Things I learned for the next guy:

/dev/hd? means the device is using the ATA block system.
/dev/sd? means the device is using the SCSI block system.
(I believe SATA typically uses the SCSI block system).

If your running into these intermittent errors, your logging for the SCSI block system is likely turned off by default. I tried turning it on as above, but didn't get any output. I used the scsi_logging_level tool to do that. I found instructions on an IBM linux website. There it was mentioned that logging could help diagnose 'issues with LUN discovery and SCSI error handling (recovery), such caused by dirty fibre optics'. Turning on logging from the device driver, in my case, mpt3sas got logging. This output is large, so turn it on, reproduce the error, then turn it back off.

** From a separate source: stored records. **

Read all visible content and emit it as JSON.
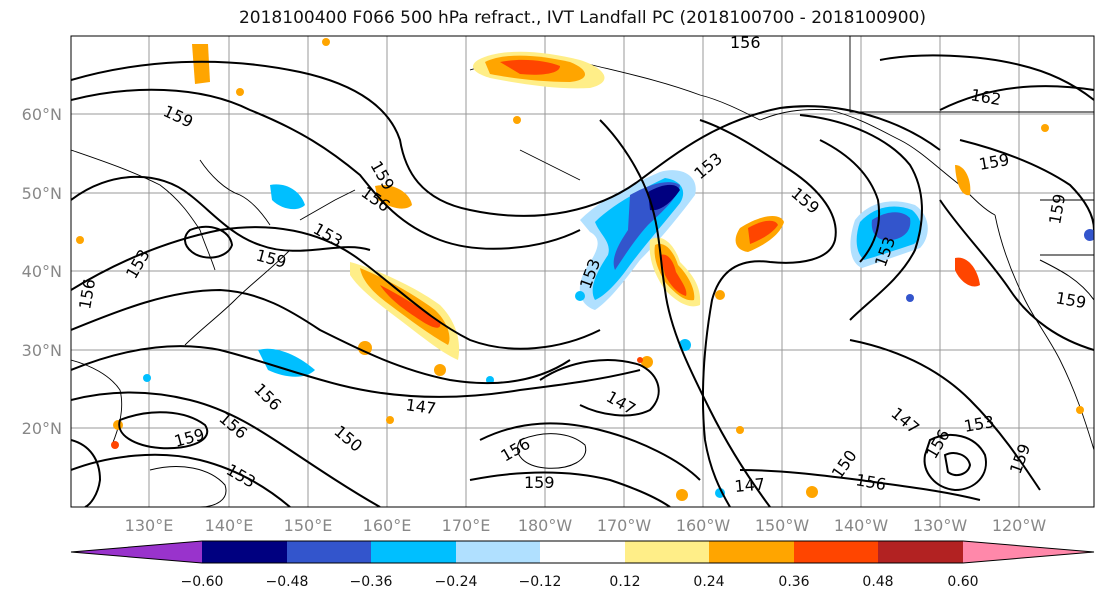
{
  "title": "2018100400 F066 500 hPa refract., IVT Landfall PC (2018100700 - 2018100900)",
  "lat_labels": [
    "60°N",
    "50°N",
    "40°N",
    "30°N",
    "20°N"
  ],
  "lon_labels": [
    "130°E",
    "140°E",
    "150°E",
    "160°E",
    "170°E",
    "180°W",
    "170°W",
    "160°W",
    "150°W",
    "140°W",
    "130°W",
    "120°W"
  ],
  "contour_labels": [
    "156",
    "159",
    "159",
    "156",
    "153",
    "159",
    "153",
    "156",
    "153",
    "159",
    "159",
    "153",
    "162",
    "159",
    "153",
    "147",
    "147",
    "156",
    "159",
    "150",
    "156",
    "159",
    "156",
    "153",
    "147",
    "150",
    "156",
    "147",
    "153",
    "156",
    "159",
    "159"
  ],
  "colorbar": {
    "colors": [
      "#9933cc",
      "#000080",
      "#3355cc",
      "#00bfff",
      "#b0e0ff",
      "#ffffff",
      "#ffee88",
      "#ffa500",
      "#ff4500",
      "#b22222",
      "#ff88aa"
    ],
    "tick_labels": [
      "−0.60",
      "−0.48",
      "−0.36",
      "−0.24",
      "−0.12",
      "0.12",
      "0.24",
      "0.36",
      "0.48",
      "0.60"
    ]
  }
}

If you use an expander (or external drive enclosure), these devices are hidden behind the HBA. I found some tools you can use to interrogate that device. Check out smp_utils https://sg.danny.cz/sg/smp_utils.html. You'll need to have the kernel module sg, the generic scsi driver (CONFIG_CHR_DEV_SG), which is a module in most of the slackware kernels.

I found this video vital in explaining how to update the firmware for the IBM 46M0997 FW. Uses the sg3_utils, which is provided by slackware sg3.

The smartctl command let me check out the drives internal data on it's health: 'smartctl -a'. If the drive had an actual read error, it should be logged in this block here:

Code:

SMART Error Log Version: 1
No Errors Logged

I found other threads I cannot find again now in which a user had an actual failing disk throwing similar errors to mine. In his case, the drive logged the SMART errors here. Check out this excellent article.

Swapping the wire and drive to the LSI controller appeared to also fix the problem. I suspect the LSI card has more retries or something making it hide the bad cable better. This made diagnosis more difficult!

michaelk · 03-03-2024, 10:32 AM

Quote:

/dev/hd? means the device is using the ATA block system.

As of the 2.6.19 kernel all storage devices are part of the SCSI subsystem and use a /dev/sdx device id. Unless you were running a real old operating system on a real old computer with a IDE/PATA controller you should not have a /dev/hdx device.